O caso considerado mais marcante, e não apenas do ponto de vista numérico, é o dafusão – melhor, tal como está definido na resolução do conselho, “anexação” – do colégio clássico “Galluppi” e do IIS “De Nobili” no internato nacional “Galluppi”. Os 2.198 alunos que o mega instituto terá após luz verde para o novo plano de dimensionamento lançado pelo Conselho Provincial são na verdade apenas um dos aspectos levantados por gestores, professores, alunos e famílias.

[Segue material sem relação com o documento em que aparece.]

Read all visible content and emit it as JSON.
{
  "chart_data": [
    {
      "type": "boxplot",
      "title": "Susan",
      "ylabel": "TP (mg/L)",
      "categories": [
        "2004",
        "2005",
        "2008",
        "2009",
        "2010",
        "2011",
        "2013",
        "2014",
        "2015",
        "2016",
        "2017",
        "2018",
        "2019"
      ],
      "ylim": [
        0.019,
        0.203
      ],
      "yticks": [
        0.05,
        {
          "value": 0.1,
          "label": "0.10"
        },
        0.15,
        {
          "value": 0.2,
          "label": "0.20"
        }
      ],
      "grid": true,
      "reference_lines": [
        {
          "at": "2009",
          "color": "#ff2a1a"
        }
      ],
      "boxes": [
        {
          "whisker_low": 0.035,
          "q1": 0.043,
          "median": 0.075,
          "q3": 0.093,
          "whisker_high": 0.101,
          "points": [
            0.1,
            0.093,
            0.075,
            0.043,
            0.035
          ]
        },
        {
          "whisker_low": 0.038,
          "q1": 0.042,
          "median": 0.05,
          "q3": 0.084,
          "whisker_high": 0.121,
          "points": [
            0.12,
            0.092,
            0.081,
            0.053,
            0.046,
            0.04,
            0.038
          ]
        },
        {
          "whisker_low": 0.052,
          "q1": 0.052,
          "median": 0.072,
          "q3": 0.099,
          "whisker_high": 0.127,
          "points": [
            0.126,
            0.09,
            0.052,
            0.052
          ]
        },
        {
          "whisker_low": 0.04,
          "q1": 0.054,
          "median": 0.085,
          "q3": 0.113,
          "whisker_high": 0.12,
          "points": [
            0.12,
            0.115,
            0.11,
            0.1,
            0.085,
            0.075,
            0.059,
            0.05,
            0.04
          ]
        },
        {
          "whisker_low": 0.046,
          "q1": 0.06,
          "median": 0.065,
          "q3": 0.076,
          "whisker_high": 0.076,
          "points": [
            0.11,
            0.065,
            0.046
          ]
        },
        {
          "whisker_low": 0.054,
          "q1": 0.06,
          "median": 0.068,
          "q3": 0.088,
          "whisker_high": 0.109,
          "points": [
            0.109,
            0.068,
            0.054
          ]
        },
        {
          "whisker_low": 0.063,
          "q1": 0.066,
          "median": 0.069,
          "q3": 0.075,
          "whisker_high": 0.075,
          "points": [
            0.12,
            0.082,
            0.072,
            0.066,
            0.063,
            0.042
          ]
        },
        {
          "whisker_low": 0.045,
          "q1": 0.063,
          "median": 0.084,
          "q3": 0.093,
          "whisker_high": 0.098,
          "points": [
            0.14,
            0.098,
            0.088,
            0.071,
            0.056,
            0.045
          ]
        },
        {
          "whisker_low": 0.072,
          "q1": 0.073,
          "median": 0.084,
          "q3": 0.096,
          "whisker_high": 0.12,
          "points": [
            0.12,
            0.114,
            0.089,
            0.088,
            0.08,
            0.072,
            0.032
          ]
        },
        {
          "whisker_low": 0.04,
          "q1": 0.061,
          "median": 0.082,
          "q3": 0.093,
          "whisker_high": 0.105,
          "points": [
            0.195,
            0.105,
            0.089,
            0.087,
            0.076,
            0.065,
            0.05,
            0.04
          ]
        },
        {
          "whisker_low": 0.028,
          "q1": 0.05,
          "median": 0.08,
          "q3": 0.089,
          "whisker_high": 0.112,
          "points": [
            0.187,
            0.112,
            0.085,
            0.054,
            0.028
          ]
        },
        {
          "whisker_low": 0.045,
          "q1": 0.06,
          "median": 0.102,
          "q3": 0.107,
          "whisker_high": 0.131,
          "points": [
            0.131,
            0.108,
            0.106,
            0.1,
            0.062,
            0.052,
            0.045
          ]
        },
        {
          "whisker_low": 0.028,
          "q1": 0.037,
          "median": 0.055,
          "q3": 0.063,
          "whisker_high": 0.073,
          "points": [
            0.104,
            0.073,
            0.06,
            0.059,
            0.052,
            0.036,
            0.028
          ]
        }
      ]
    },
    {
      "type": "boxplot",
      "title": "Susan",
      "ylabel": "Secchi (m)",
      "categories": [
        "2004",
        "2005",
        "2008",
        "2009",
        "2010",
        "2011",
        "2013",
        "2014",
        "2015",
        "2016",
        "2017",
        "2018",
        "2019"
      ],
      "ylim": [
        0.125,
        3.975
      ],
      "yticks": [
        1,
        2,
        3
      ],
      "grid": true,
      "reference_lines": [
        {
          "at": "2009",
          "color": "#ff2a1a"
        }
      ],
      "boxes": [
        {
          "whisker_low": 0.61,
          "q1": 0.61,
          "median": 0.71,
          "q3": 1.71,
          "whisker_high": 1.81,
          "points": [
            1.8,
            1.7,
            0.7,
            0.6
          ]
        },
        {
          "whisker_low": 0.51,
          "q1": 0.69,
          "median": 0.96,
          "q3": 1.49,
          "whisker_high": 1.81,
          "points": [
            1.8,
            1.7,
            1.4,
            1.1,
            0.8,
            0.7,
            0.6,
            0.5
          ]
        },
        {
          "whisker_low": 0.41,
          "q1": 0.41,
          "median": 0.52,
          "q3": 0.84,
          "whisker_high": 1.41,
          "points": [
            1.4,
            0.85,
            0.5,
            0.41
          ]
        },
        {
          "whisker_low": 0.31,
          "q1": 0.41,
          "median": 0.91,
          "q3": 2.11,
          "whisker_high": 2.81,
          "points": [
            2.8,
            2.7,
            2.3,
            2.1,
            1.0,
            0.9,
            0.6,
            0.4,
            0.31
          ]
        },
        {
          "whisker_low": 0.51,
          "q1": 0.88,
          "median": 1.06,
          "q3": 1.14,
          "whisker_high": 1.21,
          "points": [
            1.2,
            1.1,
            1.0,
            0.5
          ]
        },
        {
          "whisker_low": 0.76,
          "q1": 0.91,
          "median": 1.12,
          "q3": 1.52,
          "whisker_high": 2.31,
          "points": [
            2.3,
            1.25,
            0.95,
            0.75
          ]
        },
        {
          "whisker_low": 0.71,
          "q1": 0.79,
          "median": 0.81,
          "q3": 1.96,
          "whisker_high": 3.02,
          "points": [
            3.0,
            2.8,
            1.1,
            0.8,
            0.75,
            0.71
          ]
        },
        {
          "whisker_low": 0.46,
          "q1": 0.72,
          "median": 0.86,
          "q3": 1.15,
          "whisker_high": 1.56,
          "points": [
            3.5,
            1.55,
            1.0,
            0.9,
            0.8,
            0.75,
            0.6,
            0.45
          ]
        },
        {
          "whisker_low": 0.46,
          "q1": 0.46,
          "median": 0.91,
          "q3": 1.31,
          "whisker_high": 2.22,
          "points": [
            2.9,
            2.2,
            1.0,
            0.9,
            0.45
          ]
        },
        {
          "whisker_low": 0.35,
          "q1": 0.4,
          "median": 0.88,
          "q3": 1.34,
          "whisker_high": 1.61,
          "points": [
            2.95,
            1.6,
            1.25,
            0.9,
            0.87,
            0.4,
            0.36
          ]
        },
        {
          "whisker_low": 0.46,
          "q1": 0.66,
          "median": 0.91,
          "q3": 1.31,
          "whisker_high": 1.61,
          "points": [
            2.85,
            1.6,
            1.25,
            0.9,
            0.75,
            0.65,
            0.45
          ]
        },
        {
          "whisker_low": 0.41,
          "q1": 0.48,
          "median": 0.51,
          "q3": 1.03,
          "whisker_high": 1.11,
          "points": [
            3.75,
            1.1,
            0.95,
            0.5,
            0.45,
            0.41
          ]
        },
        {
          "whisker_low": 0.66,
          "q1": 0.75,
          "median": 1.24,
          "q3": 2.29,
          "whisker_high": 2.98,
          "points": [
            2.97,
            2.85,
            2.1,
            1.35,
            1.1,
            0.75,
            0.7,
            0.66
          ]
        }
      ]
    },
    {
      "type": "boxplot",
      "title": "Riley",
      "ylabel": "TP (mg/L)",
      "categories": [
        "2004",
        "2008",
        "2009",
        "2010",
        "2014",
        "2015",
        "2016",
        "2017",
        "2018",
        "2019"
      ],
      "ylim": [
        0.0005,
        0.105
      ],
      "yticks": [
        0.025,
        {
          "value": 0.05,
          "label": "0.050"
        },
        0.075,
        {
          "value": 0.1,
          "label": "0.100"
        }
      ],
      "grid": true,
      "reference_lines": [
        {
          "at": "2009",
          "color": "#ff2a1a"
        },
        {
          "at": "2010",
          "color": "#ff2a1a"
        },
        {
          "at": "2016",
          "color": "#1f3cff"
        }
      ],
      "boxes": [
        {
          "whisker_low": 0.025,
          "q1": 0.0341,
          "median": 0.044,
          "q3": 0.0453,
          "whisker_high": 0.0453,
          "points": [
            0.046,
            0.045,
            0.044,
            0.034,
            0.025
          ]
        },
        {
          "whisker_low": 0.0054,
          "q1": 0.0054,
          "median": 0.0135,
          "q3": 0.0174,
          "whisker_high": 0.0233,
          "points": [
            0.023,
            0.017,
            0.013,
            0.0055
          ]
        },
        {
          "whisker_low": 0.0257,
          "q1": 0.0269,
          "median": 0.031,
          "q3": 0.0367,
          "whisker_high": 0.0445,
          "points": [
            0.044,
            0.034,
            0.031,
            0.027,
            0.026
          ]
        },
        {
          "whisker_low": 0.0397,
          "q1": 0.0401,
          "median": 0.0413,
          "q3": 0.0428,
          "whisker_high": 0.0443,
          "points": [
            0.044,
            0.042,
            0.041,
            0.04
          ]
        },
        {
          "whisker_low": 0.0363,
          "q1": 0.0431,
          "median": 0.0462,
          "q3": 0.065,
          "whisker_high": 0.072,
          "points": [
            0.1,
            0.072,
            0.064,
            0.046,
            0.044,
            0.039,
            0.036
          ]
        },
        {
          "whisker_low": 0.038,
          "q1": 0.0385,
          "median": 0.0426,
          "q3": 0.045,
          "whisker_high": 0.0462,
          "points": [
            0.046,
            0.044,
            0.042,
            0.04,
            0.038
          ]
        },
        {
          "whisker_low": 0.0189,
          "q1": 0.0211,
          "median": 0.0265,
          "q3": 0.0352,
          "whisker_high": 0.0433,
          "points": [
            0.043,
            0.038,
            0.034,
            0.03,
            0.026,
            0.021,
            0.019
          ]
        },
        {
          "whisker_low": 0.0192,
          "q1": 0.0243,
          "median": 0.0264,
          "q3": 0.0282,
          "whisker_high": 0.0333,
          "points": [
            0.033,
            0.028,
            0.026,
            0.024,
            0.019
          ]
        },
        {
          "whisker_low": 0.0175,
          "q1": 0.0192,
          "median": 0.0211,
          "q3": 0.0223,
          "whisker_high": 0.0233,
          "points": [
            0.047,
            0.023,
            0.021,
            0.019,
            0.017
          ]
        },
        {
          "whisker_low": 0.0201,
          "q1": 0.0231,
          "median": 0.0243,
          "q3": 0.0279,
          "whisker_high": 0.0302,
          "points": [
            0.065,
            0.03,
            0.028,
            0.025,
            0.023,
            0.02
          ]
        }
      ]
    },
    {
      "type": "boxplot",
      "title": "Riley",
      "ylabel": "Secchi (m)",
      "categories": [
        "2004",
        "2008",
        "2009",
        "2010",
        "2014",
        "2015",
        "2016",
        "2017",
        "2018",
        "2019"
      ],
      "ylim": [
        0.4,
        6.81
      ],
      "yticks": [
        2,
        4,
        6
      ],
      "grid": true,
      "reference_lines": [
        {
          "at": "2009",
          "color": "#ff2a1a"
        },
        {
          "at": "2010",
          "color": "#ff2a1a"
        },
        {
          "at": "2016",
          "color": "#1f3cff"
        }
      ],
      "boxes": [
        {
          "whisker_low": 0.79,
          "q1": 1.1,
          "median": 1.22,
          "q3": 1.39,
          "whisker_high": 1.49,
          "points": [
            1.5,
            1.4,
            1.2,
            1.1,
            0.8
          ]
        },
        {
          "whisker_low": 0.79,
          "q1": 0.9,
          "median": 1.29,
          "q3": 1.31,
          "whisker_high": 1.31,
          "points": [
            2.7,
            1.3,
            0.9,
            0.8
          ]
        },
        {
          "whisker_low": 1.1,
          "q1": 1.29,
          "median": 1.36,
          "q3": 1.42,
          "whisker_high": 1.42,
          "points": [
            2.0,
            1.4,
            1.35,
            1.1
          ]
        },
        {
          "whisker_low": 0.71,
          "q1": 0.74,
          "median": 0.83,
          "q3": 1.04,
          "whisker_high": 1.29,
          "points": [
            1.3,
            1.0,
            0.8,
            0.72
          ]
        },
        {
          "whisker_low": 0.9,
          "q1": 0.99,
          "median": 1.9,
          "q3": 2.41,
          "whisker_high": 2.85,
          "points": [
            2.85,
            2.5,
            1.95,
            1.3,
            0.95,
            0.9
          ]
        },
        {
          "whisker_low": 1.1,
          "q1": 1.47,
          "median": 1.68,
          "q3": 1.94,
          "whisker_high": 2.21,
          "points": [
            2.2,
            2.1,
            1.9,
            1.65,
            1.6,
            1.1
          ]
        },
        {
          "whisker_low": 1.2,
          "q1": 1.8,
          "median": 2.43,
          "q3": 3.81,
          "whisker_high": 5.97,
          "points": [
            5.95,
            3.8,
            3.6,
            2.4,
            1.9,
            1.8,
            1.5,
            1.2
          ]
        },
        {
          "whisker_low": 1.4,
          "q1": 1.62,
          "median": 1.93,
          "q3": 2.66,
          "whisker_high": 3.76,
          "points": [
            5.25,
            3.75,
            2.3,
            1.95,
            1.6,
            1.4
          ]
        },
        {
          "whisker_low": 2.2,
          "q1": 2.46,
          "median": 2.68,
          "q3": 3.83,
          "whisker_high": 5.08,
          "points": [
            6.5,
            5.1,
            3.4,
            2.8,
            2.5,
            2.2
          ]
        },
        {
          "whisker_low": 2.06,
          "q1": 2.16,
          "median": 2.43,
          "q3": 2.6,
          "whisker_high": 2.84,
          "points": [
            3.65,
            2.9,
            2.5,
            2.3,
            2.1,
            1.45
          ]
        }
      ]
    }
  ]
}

O receio é que isto conduza a uma mistura de realidades completamente diferentes em termos de vocação e ciclo de estudos. Sobre isso, na verdade, O Presidente Amedeo Mormile esclareceu que esta escolha está, na verdade, ligada à vontade de “ajudar” o clássico a recuperar face à diminuição das matrículas registada nos últimos anos (de mil alunos para cerca de 600), construindo o que poderia ser entendido como uma escola cadeia de mantimentos que, a partir do primeiro ciclo do Convitto, chega ao histórico ensino médio.
Esta tese, que também obteve o pleno apoio da assembleia provincial tal como emergiu da posterior votação na Câmara, não parece, no entanto, ter convencido os interessados ​​de que muitos dos que demonstram perplexidade relativamente à gestão dos grandes números não só de alunos, mas também de professores e funcionários, todos sob a mesma gestão.

O apelo

O Município de Catanzaro pretende contestar a disposição do Conselho Provincial recorrendo ao TAR; um passo anunciado já na última sessão da assembleia cívica, para o qual no entanto a estratégia a adoptar ainda terá de ser definida.